Diogo Bragança, proprietário do Cantinho dos Bragança, não conhece a história por detrás da toponímia da praça, mas já tinha pensado que a aposta em pratos de peixe poderia ser uma hipótese. É um espaço mais focado para os cocktails e as tapas mas brevemente, diz, terá mais pratos de peixe. “Aqui na área, só o restaurante Salmão é que é mais orientado para o peixe”. Abriu os espaço com o irmão no ano passado naquele local por já frequentar a praça e saber que de há um tempo para cá se tornou no destino de muitos. Acredita que nos próximos cinco anos ainda vai crescer mais: “Basta olhar à volta e ver os prédios que estão em obras”. Mesmo ao lado do Cantinho dos Bragança, que tem esplanada em cima da praça, vai nascer outro espaço, conta.

Programada está também a abertura de uma nova Casa Guedes, um dos grandes impulsionadores do movimento que se vive actualmente naquela praça, e outra casa Santiago, espaço conhecido pelas francesinhas e que já tem dois restaurantes na Passos Manuel.

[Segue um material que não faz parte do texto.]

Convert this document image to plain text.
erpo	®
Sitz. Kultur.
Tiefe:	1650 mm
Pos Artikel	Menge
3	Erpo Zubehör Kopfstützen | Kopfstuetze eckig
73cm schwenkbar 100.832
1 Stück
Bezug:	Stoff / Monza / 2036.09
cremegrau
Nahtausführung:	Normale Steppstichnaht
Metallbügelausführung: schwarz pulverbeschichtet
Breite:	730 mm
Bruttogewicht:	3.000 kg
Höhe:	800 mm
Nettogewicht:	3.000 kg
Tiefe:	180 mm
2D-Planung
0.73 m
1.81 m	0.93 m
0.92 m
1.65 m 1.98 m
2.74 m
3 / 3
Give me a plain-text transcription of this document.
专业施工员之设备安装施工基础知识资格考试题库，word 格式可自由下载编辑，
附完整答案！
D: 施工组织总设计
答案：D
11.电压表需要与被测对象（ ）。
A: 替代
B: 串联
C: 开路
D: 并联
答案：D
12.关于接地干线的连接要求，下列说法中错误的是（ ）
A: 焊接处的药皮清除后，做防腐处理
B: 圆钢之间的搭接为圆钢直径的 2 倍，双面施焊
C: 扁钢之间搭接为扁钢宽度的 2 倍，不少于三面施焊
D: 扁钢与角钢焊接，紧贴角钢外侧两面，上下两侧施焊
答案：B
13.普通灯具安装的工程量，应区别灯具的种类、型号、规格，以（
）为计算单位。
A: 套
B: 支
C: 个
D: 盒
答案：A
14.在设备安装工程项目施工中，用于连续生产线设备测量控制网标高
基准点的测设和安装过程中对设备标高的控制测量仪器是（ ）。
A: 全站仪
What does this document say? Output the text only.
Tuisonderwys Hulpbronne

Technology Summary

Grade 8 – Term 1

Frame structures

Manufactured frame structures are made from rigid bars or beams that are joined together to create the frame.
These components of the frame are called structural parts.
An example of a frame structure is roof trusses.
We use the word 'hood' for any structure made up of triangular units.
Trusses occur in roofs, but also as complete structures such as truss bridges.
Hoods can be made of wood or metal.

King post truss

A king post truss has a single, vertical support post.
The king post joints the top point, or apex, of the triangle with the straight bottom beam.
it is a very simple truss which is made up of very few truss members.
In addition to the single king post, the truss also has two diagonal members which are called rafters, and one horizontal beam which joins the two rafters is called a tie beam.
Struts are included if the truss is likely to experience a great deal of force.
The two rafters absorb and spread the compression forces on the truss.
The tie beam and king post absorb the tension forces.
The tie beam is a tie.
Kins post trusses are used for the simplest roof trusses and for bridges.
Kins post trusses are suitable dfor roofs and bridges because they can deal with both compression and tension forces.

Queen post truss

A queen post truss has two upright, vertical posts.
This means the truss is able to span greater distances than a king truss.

Os sunsets começaram no Tendinha

Uma das alturas do dia de maior afluência às esplanadas é a hora de almoço, procuradas por quem trabalha perto. No entanto, é ao final da tarde que as esplanadas começam a encher. No Tendinha, “há umas décadas” que já é assim. Depois de um dia de trabalho são muitos os que ali se juntam antes de ir para casa ou como preparação para uma longa noite. Ana Lopes, gerente do bar, diz que este é o ponto de encontro de gente que está sobretudo ligada às artes. Uma espécie de “família” numa zona “bairrista” procurada por pessoas “mais alternativas”. À volta são agora dezenas as esplanadas onde convivem grupos de pessoas que têm como preferência a praça dos Poveiros que diz ter um público “muito próprio” e diferente da Baixa. Já foi uma zona mais “marginal” e mais “problemática”, que com o aumento da afluência e da vigilância se foi tornando mais tranquila. Fora os espaços de restauração que vão abrir, diz que há duas guest houses que brevemente estarão a funcionar.

É aos Poveiros que Sérgio Leitão vai regularmente no final de um dia trabalho. Sai de Santa Catarina ao final de tarde e escolhe a esplanada do Tendinha para passar algum tempo com os amigos. Gosta de lá ir por achar ser mais “reservado” e cada vez mais frequentado por gente de todas as faixas etárias. Não querendo “categorizar pessoas” diz que ali sente que são “mais abertas e com algo de particular”.  “A praça dos Poveiros está aberta a toda a gente, mas não é toda a gente que vem aqui”, finaliza.